Sen. Majority Leader Peter Wirth, a Santa Fe Democrat and the bill sponsor, said the ISC’s duty to craft a long-term water plan calls for a commission that represents different political affiliations and state regions and avoids the “political pendulum swing” of changing administrations.

“The ISC is no longer just about enforcing compact rights and legal issues. It also has a really important policy purpose,” Wirth told the Journal. “When we’re asking this body to put together a water plan … that protects the ‘diverse customs, culture, environment and economic stability of the state,’ as the statute says, a diversity of appointments on the board makes sense.”

The bill has cleared two Senate committees and now moves to the full Senate.

The governor currently appoints eight commissioners, and the state engineer serves as the ninth. Members must represent “major irrigation districts or sections,” with no two from the same district or section.

SB 212 would require Senate approval of those appointments.

No more than five members could be from the same political party. The legislation would mandate at least one commissioner be a member of a New Mexico tribe or pueblo.

The commission would include the state engineer, four representatives of irrigation districts, one representative of an acequia or community ditch, one person from a drinking water utility, one member of the state water resources research institute or a New Mexico State University or University of New Mexico engineering faculty member, and one New Mexico Tech hydrogeologist or other engineer.
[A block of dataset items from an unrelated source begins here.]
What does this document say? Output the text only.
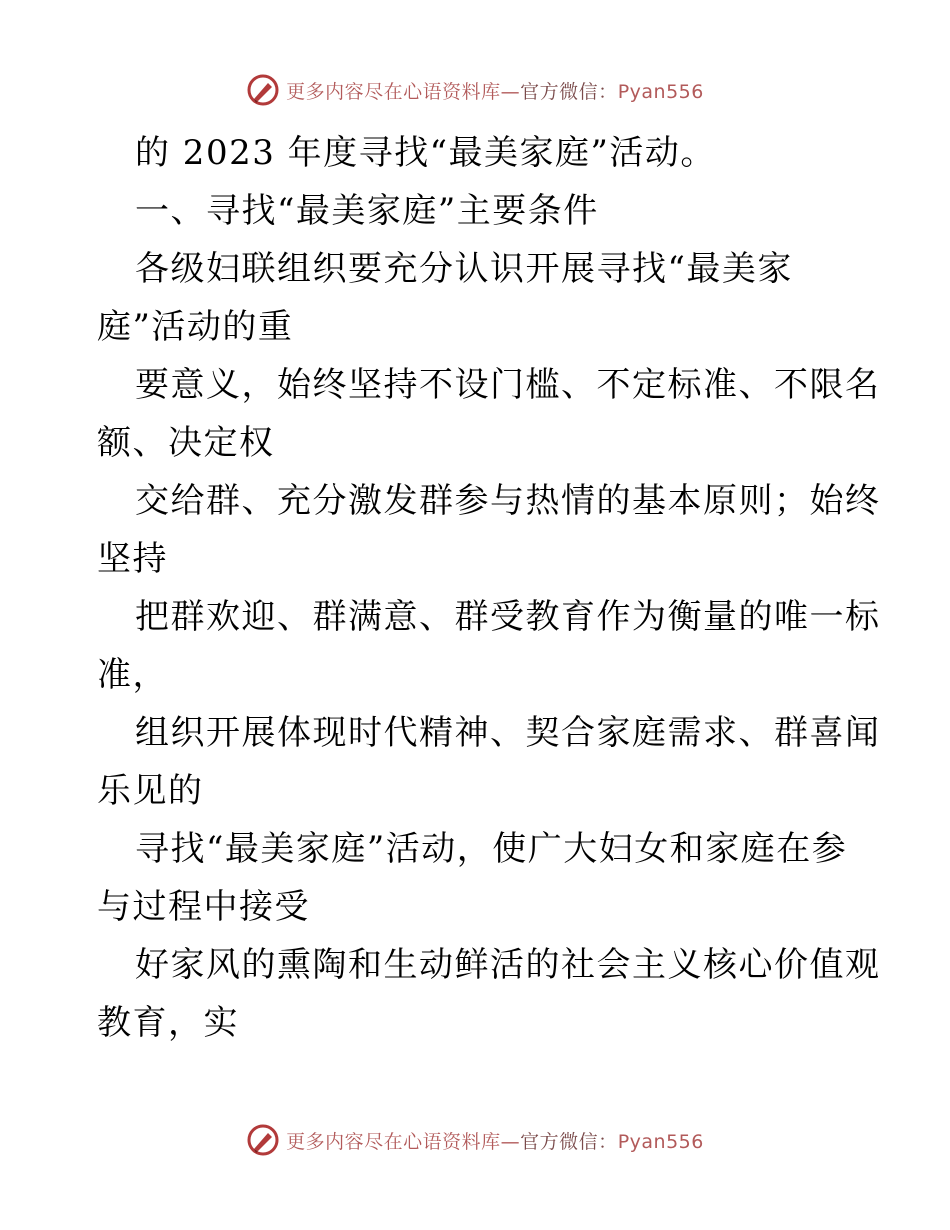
更多内容尽在心语资料库—官方微信：Pyan556
的 2023 年度寻找“最美家庭”活动。
一、寻找“最美家庭”主要条件
各级妇联组织要充分认识开展寻找“最美家
庭”活动的重
要意义，始终坚持不设门槛、不定标准、不限名
额、决定权
交给群、充分激发群参与热情的基本原则；始终
坚持
把群欢迎、群满意、群受教育作为衡量的唯一标
准，
组织开展体现时代精神、契合家庭需求、群喜闻
乐见的
寻找“最美家庭”活动，使广大妇女和家庭在参
与过程中接受
好家风的熏陶和生动鲜活的社会主义核心价值观
教育，实
更多内容尽在心语资料库—官方微信：Pyan556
The bill would also limit how many members can be from the same congressional district.

ISC director Rolf Schmidt-Petersen said the “layers of requirements,” including a 10-year minimum of New Mexico water experience, are too restrictive.

“The ISC as it exists today is probably some of the most highly-qualified individuals in water in the Southwest,” he told lawmakers at a Senate Conservation Committee, adding that Commissioner Tanya Trujillo just left for a top water job in the U.S. Department of the Interior.

Four current commissioners would not qualify if all the bill’s measures passed, Schmidt-Petersen said. The bill was amended so that the current commission members could finish their terms.

“Water policy is too important for our state, and we don’t want to have wild swings in water policy based on politics,” Wirth said.

The Legislature has debated versions of the ISC bill since 2015. A similar bill cleared the House and Senate in 2019, and would have divided appointments between the governor and the legislative council. That bill was pocket-vetoed by Gov. Michelle Lujan Grisham.